When Wellington made a tour of inspection of coastal defences in the south and west in 1806, he noted that one of the Kerry towers was superfluous as its neighbours on either side could see each other’s lights; so it seems that lights were used for signalling by night. The Aran tower too would have been able to exchange signals with quite a number of others: one at Hag’s Head in Clare, another on the highest point of Inis Oírr, and three more spaced out along the south Connemara coast, at Ceann Gúlaim or Golam Head, Cnoc an Choillín near Carna, and Slyne Head. The towers were all of a standard pattern, thirteen or fifteen feet square inside, about thirty-four feet high, with two stories, the walls sometimes slated against the weather. Their defensive features give them an antique look: the door, in the upper storey, was reached by a small ladder that could be quickly hauled up (as in the monastic round towers), with a bartizan—a balcony supported on corbels with an open floor through which assailants could be shot at—above it, and other bartizans at the rear corners to protect the side and back walls. Such a tower could defy any attack short of bombardment with cannon. Defence of the towers seems to have been in the hands of a body called the Sea Fencibles, a naval reserve of fishermen and merchant seamen set up in 1803, who manned hired vessels fitted out with 18-pounder guns and carronades and were stationed at such likely invasion sites as Killala, Galway Bay and the Shannon estuary.

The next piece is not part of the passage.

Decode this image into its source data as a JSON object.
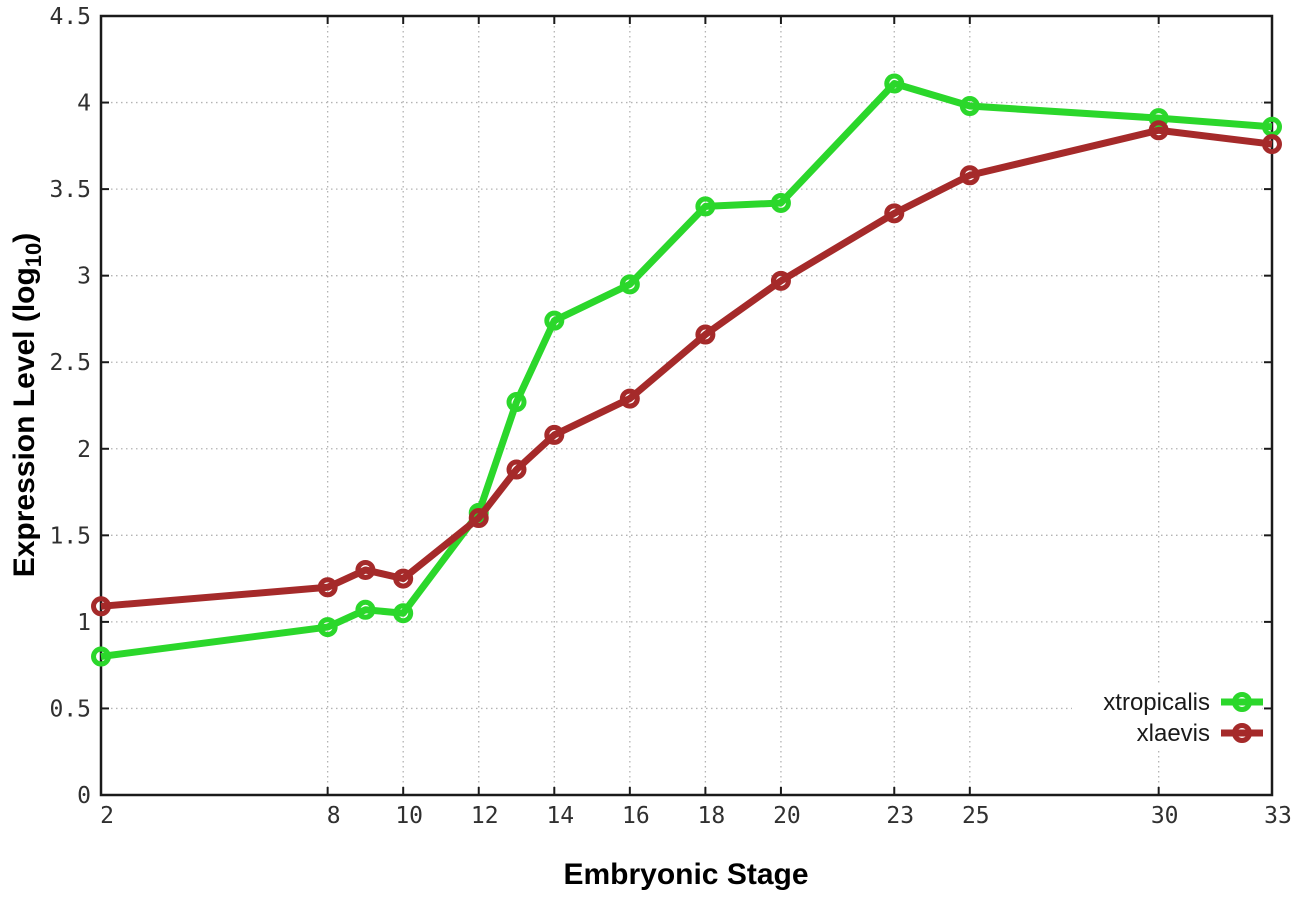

The Lord Lieutenant’s reports to London show some anxieties about the loyalty of these volunteers, who might well have sided with any French expeditionary force and turned their guns against the English authorities. One imagines that the signal crews—perhaps just a midshipman and a couple of signalmen—had uneasy nights in such towers as this in isolated and disaffected Aran, listening to the wind battering at the door and shrieking around the parapets. After only a few years most of the towers were left unmanned, and in 1809 the Government announced that those from Eochaill to Horn Head in Donegal were to be abandoned. After its second brief life as housing for the lightkeepers, the Eochaill tower followed the lighthouse into dereliction, and now it is a mere shell, its floors and ceilings gone. Patches of blueish weather-slating cling to its walls like fish-scales here and there.